Any advice on ...providers to consider? It seems there's hundreds on Huggingface
a-babaka@reddit
Subjectively: Ubergarm, AesSedai
chimph@reddit
running the same model at q6 in opencode and have o issues.. tho I did when I first set it up. Since then I have this in my agents.md file.. maybe try it out yourself:
sid351@reddit (OP)
What issues were you seeing before you developed this prompt?
My session with Open Code this morning got up to 35k + and had no issues whatsoever.
I have it review one ticket (thing a basic html email) from FreshDesk (via a n8n flow) and bang: Zombie. There were no tool calls involved in that, just straight text analysis (the tools aren't "lit up" in the n8n execution history, so I know there were no tool calls).
milkipedia@reddit
This is solid.

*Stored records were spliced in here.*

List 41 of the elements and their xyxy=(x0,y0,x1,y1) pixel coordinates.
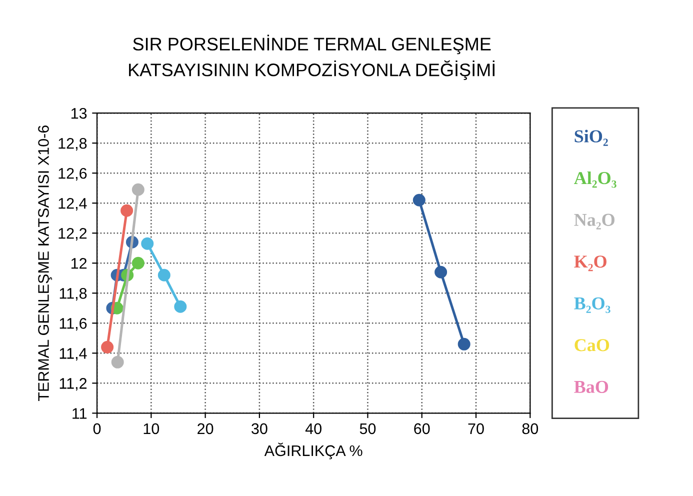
x-tick-label: 50 xyxy=(360,423,376,434)
point xyxy=(132,256,144,270)
x-tick-label: 0 xyxy=(93,423,101,434)
point xyxy=(434,266,448,278)
x-tick-label: 60 xyxy=(414,423,430,434)
y-tick-label: 12,2 xyxy=(58,228,87,241)
point xyxy=(412,194,426,206)
x-tick-label: 70 xyxy=(468,423,484,434)
x-tick-label: 10 xyxy=(144,423,160,434)
y-tick-label: 11 xyxy=(72,408,87,419)
point xyxy=(132,183,144,196)
y-tick-label: 11,4 xyxy=(60,348,87,361)
x-tick-label: 80 xyxy=(522,423,538,434)
point xyxy=(174,300,187,313)
chart-title: SIR PORSELENİNDE TERMAL GENLEŞME KATSAYISININ KOMPOZİSYONLA DEĞİŞİMİ xyxy=(129,34,494,80)
text: K₂O xyxy=(574,256,606,272)
y-tick-label: 12 xyxy=(71,258,87,269)
point xyxy=(158,268,170,282)
y-tick-label: 13 xyxy=(71,108,87,119)
y-tick-label: 11,6 xyxy=(60,318,87,331)
x-tick-label: 40 xyxy=(305,423,322,434)
y-tick-label: 11,8 xyxy=(60,288,87,301)
y-axis-title: TERMAL GENLEŞME KATSAYISI X10-6 xyxy=(38,126,52,402)
y-tick-label: 11,2 xyxy=(60,378,87,391)
point xyxy=(458,338,470,350)
y-tick-label: 12,8 xyxy=(58,138,87,151)
x-tick-label: 30 xyxy=(252,423,268,434)
point xyxy=(101,340,114,354)
point xyxy=(120,204,134,217)
text: Na₂O xyxy=(574,214,614,230)
legend-label: CaO xyxy=(574,339,610,352)
text: B₂O₃ xyxy=(574,297,610,314)
point xyxy=(141,237,154,250)
y-tick-label: 12,6 xyxy=(58,168,87,181)
point xyxy=(111,356,124,368)
x-axis-title: AĞIRLIKÇA % xyxy=(264,442,362,460)
text: SiO₂ xyxy=(574,130,608,146)
legend-label: BaO xyxy=(574,380,608,393)
x-tick-label: 20 xyxy=(198,423,214,434)
y-tick-label: 12,4 xyxy=(58,198,87,211)
text: Al₂O₃ xyxy=(574,171,616,188)
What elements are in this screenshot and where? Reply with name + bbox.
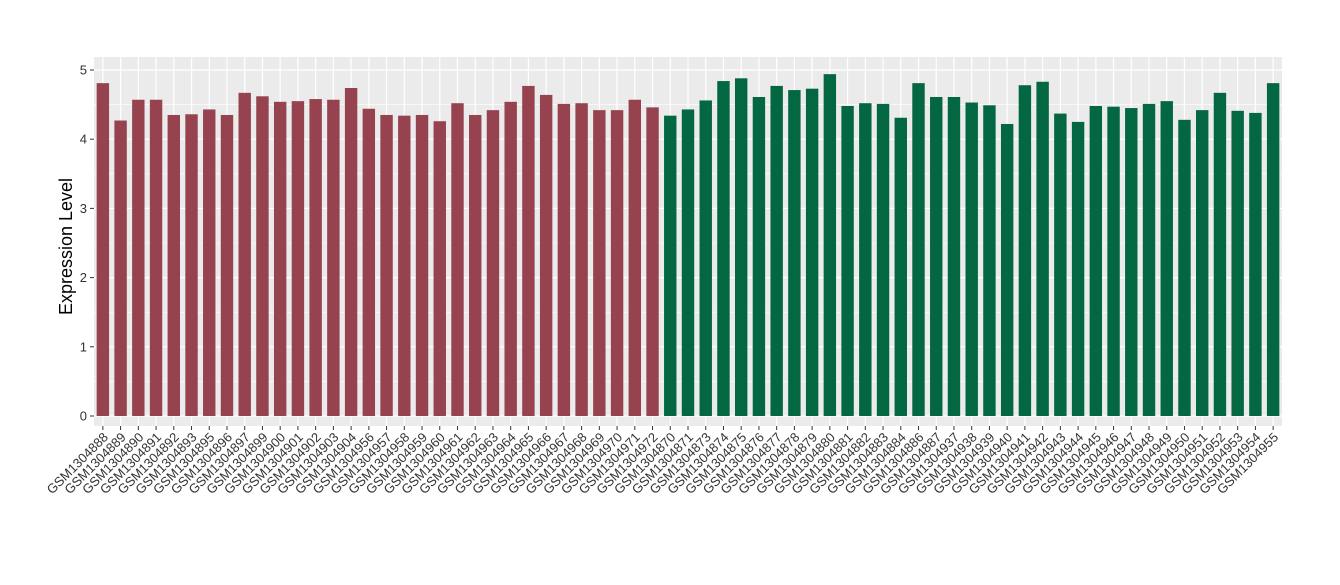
bar-GSM1304939 (983, 105, 996, 417)
bar-GSM1304897 (238, 92, 251, 416)
bar-GSM1304879 (805, 88, 819, 417)
bar-GSM1304892 (167, 114, 180, 416)
bar-GSM1304953 (1231, 110, 1244, 416)
bar-GSM1304964 (504, 101, 517, 416)
bar-GSM1304949 (1160, 101, 1173, 416)
bar-GSM1304876 (752, 96, 766, 416)
bar-GSM1304896 (220, 114, 234, 416)
bar-GSM1304951 (1196, 110, 1209, 417)
y-tick-label: 3 (80, 201, 87, 216)
bar-GSM1304891 (149, 99, 163, 417)
bar-GSM1304971 (628, 99, 642, 417)
bars (96, 74, 1280, 417)
bar-GSM1304870 (664, 115, 677, 416)
bar-GSM1304965 (522, 85, 535, 416)
bar-GSM1304875 (734, 78, 748, 416)
bar-GSM1304895 (203, 109, 216, 416)
bar-GSM1304947 (1125, 108, 1138, 416)
bar-GSM1304886 (912, 83, 925, 416)
bar-GSM1304889 (114, 120, 127, 417)
bar-GSM1304958 (398, 115, 411, 416)
bar-GSM1304938 (965, 102, 978, 417)
bar-GSM1304945 (1089, 105, 1103, 416)
bar-GSM1304880 (823, 74, 837, 416)
bar-GSM1304969 (593, 110, 606, 417)
bar-GSM1304900 (273, 101, 287, 416)
bar-GSM1304946 (1107, 106, 1120, 417)
bar-GSM1304943 (1054, 113, 1067, 416)
bar-GSM1304972 (646, 107, 659, 417)
bar-GSM1304878 (788, 90, 801, 417)
bar-GSM1304941 (1018, 85, 1032, 416)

I've got a lot of similar stuff but I'm going to borrow a couple of ideas I see here that I don't have.
chimph@reddit
Yeah I think the stop conditions are probably doing a lot for stopping any looping as I see the model often internalises an error and finds a different way to proceed.
phidauex@reddit
Dumb question, are you using CUDA toolkit 13.1 or 13.2? There is a known issue with these models and 13.2.
sid351@reddit (OP)
13.1.
Not a dumb question, it's important context I forgot to include.